There may be contributed projects that did not yet release a compatible version. In these cases, a compatibility issue is often in their respective issue queue. When you are confident in the quality of patches in those issues, you can use the composer-drupal-lenient plugin in combination with composer-patches to apply the fixes locally.

2. Analyze your custom code for changes needed

Now that you have updated your contributed projects and are still on Drupal 9, you can move on to identify what needs to be done about your custom code. Again, Upgrade Status will be your key tool, but in this case, you should use the full code analyzing features to get a list of what needs to be changed. Upgrade Status will attempt to find all changes needed in custom modules and themes alike. A report will look something like the following:

Image
Upgrade Status results for custom module

 

Issues found are broken down into whether you can automate fixing them. Drupal Rector will explicitly be suggested when automated fixes are available for a change that is needed. Add Drupal Rector as a development dependency and copy the default complete rector configuration provided to the project root directory with the following commands:

$ composer require palantirnet/drupal-rector --dev
$ cp vendor/palantirnet/drupal-rector/rector.php .

Next, use Rector to either generate the suggested changes needed or execute the changes themselves right away.
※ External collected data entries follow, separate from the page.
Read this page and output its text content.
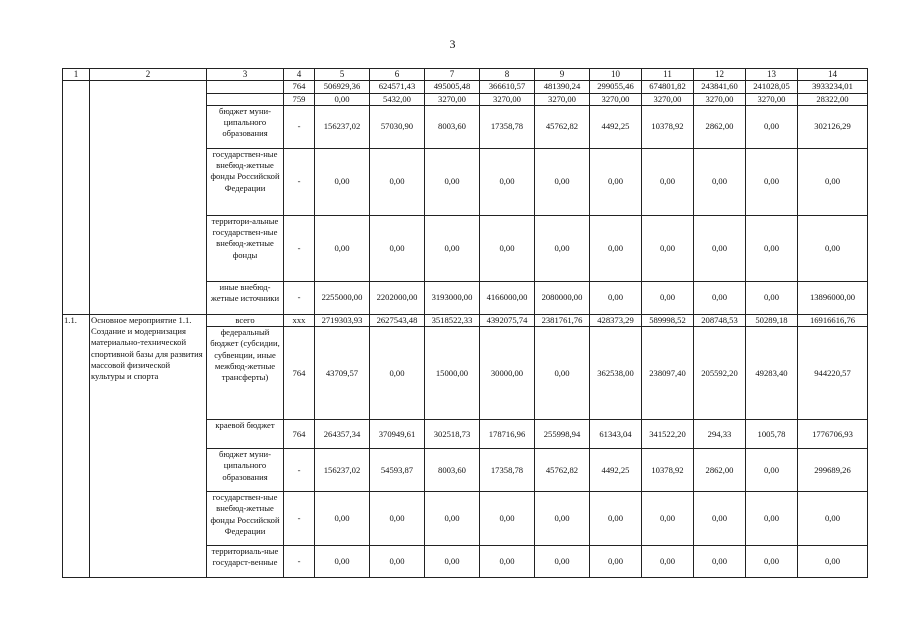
3
1	2	3	4	5	6	7	8	9	10	11	12	13	14
			764	506929,36	624571,43	495005,48	366610,57	481390,24	299055,46	674801,82	243841,60	241028,05	3933234,01
			759	0,00	5432,00	3270,00	3270,00	3270,00	3270,00	3270,00	3270,00	3270,00	28322,00
		бюджет муни-ципального образования	-	156237,02	57030,90	8003,60	17358,78	45762,82	4492,25	10378,92	2862,00	0,00	302126,29
		государствен-ные внебюд-жетные фонды Российской Федерации	-	0,00	0,00	0,00	0,00	0,00	0,00	0,00	0,00	0,00	0,00
		территори-альные государствен-ные внебюд-жетные фонды	-	0,00	0,00	0,00	0,00	0,00	0,00	0,00	0,00	0,00	0,00
		иные внебюд-жетные источники	-	2255000,00	2202000,00	3193000,00	4166000,00	2080000,00	0,00	0,00	0,00	0,00	13896000,00
1.1.	Основное мероприятие 1.1. Создание и модернизация материально-технической спортивной базы для развития массовой физической культуры и спорта	всего	ххх	2719303,93	2627543,48	3518522,33	4392075,74	2381761,76	428373,29	589998,52	208748,53	50289,18	16916616,76
		федеральный бюджет (субсидии, субвенции, иные межбюд-жетные трансферты)	764	43709,57	0,00	15000,00	30000,00	0,00	362538,00	238097,40	205592,20	49283,40	944220,57
		краевой бюджет	764	264357,34	370949,61	302518,73	178716,96	255998,94	61343,04	341522,20	294,33	1005,78	1776706,93
		бюджет муни-ципального образования	-	156237,02	54593,87	8003,60	17358,78	45762,82	4492,25	10378,92	2862,00	0,00	299689,26
		государствен-ные внебюд-жетные фонды Российской Федерации	-	0,00	0,00	0,00	0,00	0,00	0,00	0,00	0,00	0,00	0,00
		территориаль-ные государст-венные	-	0,00	0,00	0,00	0,00	0,00	0,00	0,00	0,00	0,00	0,00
A dry run where changes are suggested but not performed looks like this:

$ vendor/bin/rector --dry-run process web/modules/custom/mymodule
 2/2 [▓▓▓▓▓▓▓▓▓▓▓▓▓▓▓▓▓▓▓▓▓▓▓▓▓▓▓▓] 100%
1 file with changes
===================

1) web/modules/custom/mymodule/mymodule.module:5

    ---------- begin diff ----------
@@ @@
  * @return void
  */
 function mymodule_alter_world() {
-  $path = drupal_get_path('module', 'mymodule');
+  $path = \Drupal::service('extension.list.module')->getPath('mymodule');
   // ....
 }
    ----------- end diff -----------

Applied rules:
 * DrupalGetPathRector

 [OK] 1 file would have changed (dry-run) by Rector

Assuming you are using a version control system to maintain your custom code, it should also be safe to actually perform the fixes and review the changes with your version control system.  Some of the suggested updates may require manual intervention and may include comments suggesting what to consider to validate the change.

Once you are happy with the automated fixes there may still be issues that need manual attention, even updating compatibility in the info.yml file is one such change. Return to Upgrade Status and re-review what manual changes may be needed still. The report will include links to documentation on drupal.org to help guide you develop the proper fix for each case.

While Upgrade Status and Drupal Rector are not perfect, they will cover the large majority of problems to fix. If you have a test suite for your custom code, making sure those are green with the new version would of course be crucial. If you lack tests for your custom code, then manual testing would help make sure you can be confident about compatibility.

3. Special considerations for Symfony API users

If your custom code makes use of Symfony APIs, you may need to do an extra step. Drupal 10 updated from Symfony 4 in Drupal 9 to Symfony 6. Because this jumping two major versions, not all of the deprecated APIs of Symfony 5 will be present on your Drupal 9 site. The first alpha version of Drupal 10 was released with Symfony 5 to support those that need this interim step.

If you make use of Symfony APIs, to be sure that you don't rely on Symfony 5 deprecated parts, follow these steps. Once your site is ready to update to Drupal 10, update to Drupal 10.0.0-alpha1 first, then run Upgrade Status on that version to make sure you catch any Symfony 5 deprecated APIs. Fix them in your custom code and then update to a stable version of Drupal 10.